The Death Of Ruth Bader Ginsburg Means The Constitution Is On The Ballot

The Death Of Ruth Bader Ginsburg Means The Constitution Is On The Ballot

If Joe Biden wins the November election, Democrats will try to pack the Supreme Court—and that’s just for starters.
John Daniel Davidson
By

It didn’t take long after Ruth Bader Ginsburg’s death for the left to trot out arguments for packing the Supreme Court.

“If the Democrats are unable to block Trump’s nominee, there is but one choice should Joe Biden win the White House and the Democrats take back a majority in the Senate: pack the Supreme Court,” argued an article at The Nation. “If McConnell pushes through a nominee, President Biden should pack the court,” ran a headline at the Washington Post.

The New York Times’ Michelle Goldberg went further, arguing not only that Democrats should pack the court if Republicans manage to fill Ginsburg’s now-vacant seat, but that if they even try, “Outraged people should take to the streets en masse” in an effort to grind the Senate to a halt through civic unrest.

It’s not just hysterical columnists who are calling for a court-packing scheme if Biden wins. House Judiciary Chair Jerry Nadler endorsed the idea in a tweet on Saturday, as did former Obama Attorney General Eric Holder, Rep. Joe Kennedy III, and a host of other Democratic elected officials. House Speaker Nancy Pelosi and Senate Minority Leader Chuck Schumer both alluded to it. (Pelosi is also refusing to rule out a second impeachment of Trump to delay Senate efforts to confirm a Supreme Court justice.)

Take Them at Their Word

This isn’t just empty rhetoric, they mean it. And packing the court with at least two additional seats—one for Ginsburg and one for Merrick Garland, whom Democrats feel is entitled to a seat simply because President Obama nominated him—is just the beginning of what Democrats will try to do if Biden wins the election. Schemes are now afoot to pack the court, abolish the Senate filibuster, and grant statehood to Washington D.C. and Puerto Rico.

What all these moves have in common is that they would erode the constitutional mechanisms in place that Democrats see as impediments to their complete control over the levers of government power.

Expanding the number of states, for example, is a work-around for what they would like to do but can’t quite bring themselves to say outright: abolish states’ equal representation in the Senate. Why, they ask, should sparsely populated conservative states like South Dakota get as many votes in the Senate as California and New York? By adding what Democrats believe would be permanently blue states, they could cement their control over the Senate and stop worrying about what Americans in South Dakota or Wyoming think.

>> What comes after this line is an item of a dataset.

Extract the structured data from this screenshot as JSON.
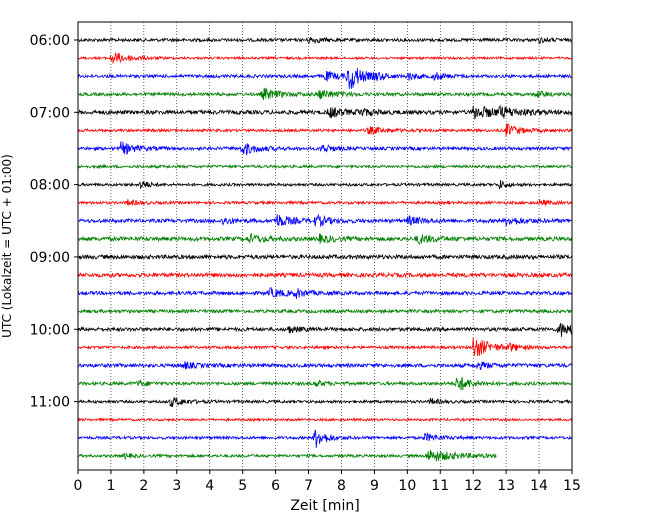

The same logic applies to getting rid of the Senate filibuster. Once Democrats are in control of the Senate, why should a minority of GOP senators be allowed to stop them from carrying out their designs? The common thread here, from court-packing to new states to ending the filibuster, is that Democrats believe they have an obligation, once they gain power, to ensure they never lose it again. If that means shredding the parts of the Constitution that have held them back in the past, then so be it.

That, in turn, means there’s more at stake in November than the electoral fortunes of one Donald J. Trump. The Constitution itself is on the ballot.

Democrats Won’t Stop at Packing the Court

Do voters realize that? Every Republican running for office in November should make sure they do. GOP candidates, and above all Trump himself, should be at pains to point out that what we’ve seen previously from Democrats will seem like child’s play compared to what we’ll see if they win the White House and Senate.

To be clear, what they tried to do the last time they held these branches was pretty egregious. In 2014, every Democrat in the Democrat-controlled Senate voted effectively to abolish the First Amendment under the pretext of regulating campaign finance. The constitutional amendment that then-Senate Majority Leader Harry Reid and other Democrats supported would have given Congress and state legislatures the power to impose spending limits—which is to say, limits on speech—on unions, corporations, nonprofits, individuals, and even candidates who wanted to criticize elected officials in the run-up to an election.

It was also during Reid’s tenure as majority leader that Senate Democrats deployed what Washington called “the nuclear option,” changing Senate rules in 2013 to allow presidential nominees for all executive branch and judicial positions except the Supreme Court to advance with a simple majority of 51 votes. Democrats, frustrated with GOP filibusters of Obama nominations, decided the best response was to remove this impediment to the exercise of power.

They should have been more careful. Democrats’ abolishment of the filibuster is one reason the GOP-controlled Senate under Majority Leader Mitch McConnell has been able to confirm so many federal judges. As Reid admitted in The New York Times a few years back, “I doubt any of us envisioned Donald J. Trump’s becoming the first president to take office under the new rules.”

You would think Democrats had learned their lesson. What they thought was a permanent majority under Obama somehow didn’t hold together in 2016, and they have spent the last four years refusing to accept that reality. If they manage to gain power this time around, expect even more extreme measures to circumvent and erode constitutional protections against majoritarian rule. They might start by packing the Supreme Court, but they won’t end there.